Wouldn't it feel amazing to confidently reply with an answer that fully represents whom you are not only ethnically but also aligning the amazing personality traits you have as well as your natural talents?
Wouldnt it be incredible to connect with your guide weekly to unpack your experiences, find better ways to manage stress, heal the wounds of your past, and express your emotions in a safe confidential space?
Wouldnt it be extraordinary to feel confidence pulse through your body and be able to say "YES" to new opportunities that light you up, without fear and doubt creeping in?
Wouldn't it feel so supportive and loving to connect with other mixed women and hear about their life's journey, compare notes, laugh about all the wild things we experience, and shed some tears about all the hard stuff?

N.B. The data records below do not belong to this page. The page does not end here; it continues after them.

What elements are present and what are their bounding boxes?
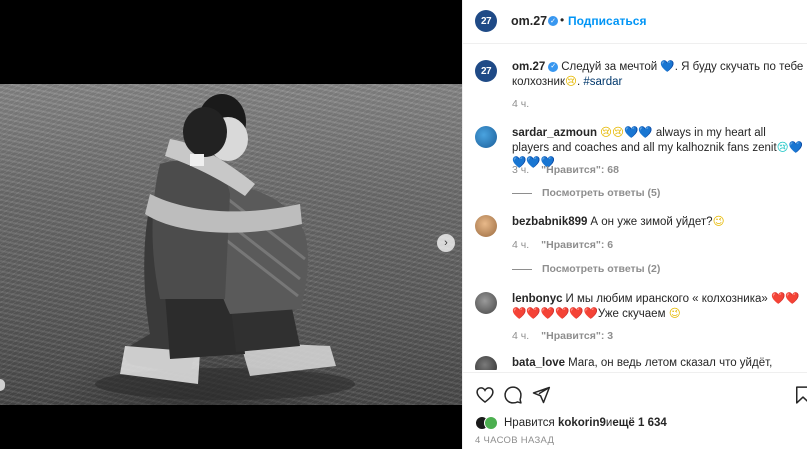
verified-badge-icon: ✓ (548, 61, 559, 72)
commenter-avatar[interactable] (475, 356, 497, 370)
author-username[interactable]: om.27 (511, 14, 547, 28)
comment-text: bata_love Мага, он ведь летом сказал что … (512, 356, 806, 370)
commenter-avatar[interactable] (475, 292, 497, 314)
post-media: › (0, 0, 462, 449)
caption: 27 om.27 ✓ Следуй за мечтой 💙. Я буду скуч… (475, 60, 807, 130)
comment-time[interactable]: 4 ч. (512, 330, 529, 342)
comment-body-2: Уже скучаем (597, 308, 669, 320)
post-photo (0, 84, 462, 405)
author-avatar[interactable]: 27 (475, 10, 497, 32)
comment-body: Мага, он ведь летом сказал что уйдёт, (568, 357, 773, 369)
commenter-avatar[interactable] (475, 126, 497, 148)
comment-likes[interactable]: "Нравится": 6 (541, 239, 613, 251)
likes-user[interactable]: kokorin9 (558, 417, 606, 429)
comment-username[interactable]: bata_love (512, 357, 565, 369)
view-replies-label: Посмотреть ответы (2) (542, 263, 661, 275)
comment-likes[interactable]: "Нравится": 3 (541, 330, 613, 342)
comment-meta: 4 ч. "Нравится": 3 (512, 330, 625, 342)
caption-author-avatar[interactable]: 27 (475, 60, 497, 82)
comment-item: bezbabnik899 А он уже зимой уйдет?😉 4 ч. "… (475, 215, 807, 285)
comment-body: И мы любим иранского « колхозника» (565, 293, 771, 305)
caption-time[interactable]: 4 ч. (512, 98, 529, 110)
comment-item: lenbonyc И мы любим иранского « колхозник… (475, 292, 807, 352)
replies-line (512, 268, 532, 270)
bookmark-icon[interactable] (793, 385, 807, 405)
post-timestamp[interactable]: 4 ЧАСОВ НАЗАД (475, 435, 554, 446)
comment-emoji: 😢😢💙💙 (600, 127, 653, 139)
verified-badge-icon: ✓ (548, 16, 558, 26)
post-actions: Нравится kokorin9 и ещё 1 634 4 ЧАСОВ НА… (463, 372, 807, 449)
caption-text-part1: Следуй за мечтой (561, 61, 661, 73)
post-panel: 27 om.27 ✓ • Подписаться 27 om.27 ✓ Следуй… (462, 0, 807, 449)
likes-prefix: Нравится (504, 417, 555, 429)
liker-avatar (484, 416, 498, 430)
paper-plane-icon[interactable] (531, 385, 551, 405)
view-replies-label: Посмотреть ответы (5) (542, 187, 661, 199)
follow-separator: • (560, 13, 565, 27)
caption-text: om.27 ✓ Следуй за мечтой 💙. Я буду скучать… (512, 60, 806, 90)
comment-time[interactable]: 3 ч. (512, 164, 529, 176)
comment-likes[interactable]: "Нравится": 68 (541, 164, 619, 176)
comment-username[interactable]: lenbonyc (512, 293, 562, 305)
blue-heart-emoji: 💙 (660, 61, 675, 73)
commenter-avatar[interactable] (475, 215, 497, 237)
follow-button[interactable]: Подписаться (568, 14, 646, 28)
comments-list[interactable]: 27 om.27 ✓ Следуй за мечтой 💙. Я буду скуч… (463, 44, 807, 370)
caption-meta: 4 ч. (512, 98, 541, 110)
likes-summary: Нравится kokorin9 и ещё 1 634 (475, 416, 667, 430)
comment-time[interactable]: 4 ч. (512, 239, 529, 251)
photo-figures (95, 94, 355, 400)
comment-emoji: 😉 (668, 308, 681, 320)
post-header: 27 om.27 ✓ • Подписаться (463, 0, 807, 44)
comment-meta: 4 ч. "Нравится": 6 (512, 239, 625, 251)
comment-bubble-icon[interactable] (503, 385, 523, 405)
comment-body: А он уже зимой уйдет? (590, 216, 713, 228)
comment-emoji: 😉 (712, 216, 725, 228)
comment-username[interactable]: sardar_azmoun (512, 127, 597, 139)
comment-username[interactable]: bezbabnik899 (512, 216, 587, 228)
comment-item: bata_love Мага, он ведь летом сказал что … (475, 356, 807, 370)
comment-item: sardar_azmoun 😢😢💙💙 always in my heart all… (475, 126, 807, 206)
crying-face-emoji: 😢 (564, 76, 577, 88)
likes-count[interactable]: ещё 1 634 (612, 417, 666, 429)
view-replies-button[interactable]: Посмотреть ответы (2) (512, 263, 660, 275)
avatar-logo-text: 27 (480, 65, 492, 77)
replies-line (512, 192, 532, 194)
view-replies-button[interactable]: Посмотреть ответы (5) (512, 187, 660, 199)
comment-text: lenbonyc И мы любим иранского « колхозник… (512, 292, 806, 322)
chevron-right-icon: › (444, 236, 448, 249)
avatar-logo-text: 27 (480, 15, 492, 27)
carousel-next-button[interactable]: › (437, 234, 455, 252)
comment-text: bezbabnik899 А он уже зимой уйдет?😉 (512, 215, 806, 230)
caption-hashtag[interactable]: #sardar (583, 76, 622, 88)
comment-meta: 3 ч. "Нравится": 68 (512, 164, 631, 176)
caption-username[interactable]: om.27 (512, 61, 545, 73)
heart-icon[interactable] (475, 385, 495, 405)
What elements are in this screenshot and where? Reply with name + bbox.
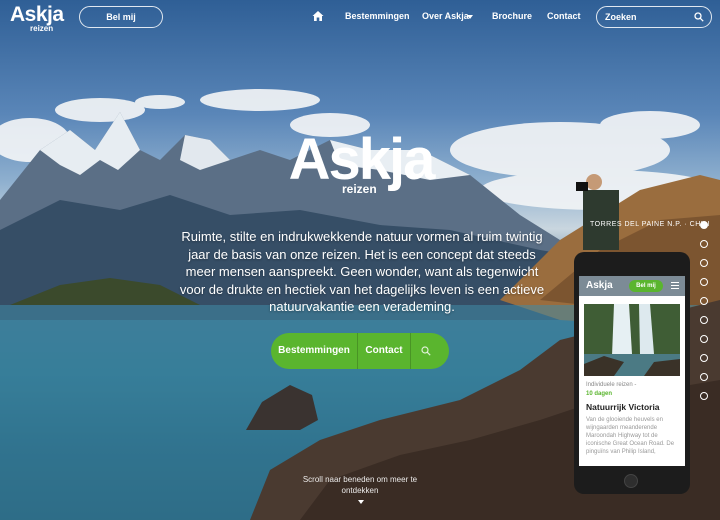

Its so easy to get lost in the layers...
As Mixed-Women we deal with layers of our identity that are often left unexplored
Two or more (sometimes conflicting) sides of our heritage
Navigating Womanhood in an oppressive society
Receiving stereotyping because of our appearance
A deep sense of loneliness due to the lack of a nurturing community
Systemic racism within our family of origin
Uncertainty of safety in relation to others
A heightened sense of empathy
Microaggressions that chip away at your self-worth
Internalizing these layers can cause depression, loneliness, anxiety, suicidal ideation, isolation, some severe mental disturbances, body dysmorphia, eating disorders, low self-esteem, low self-worth, family dysfunction, and emotional dysregulation.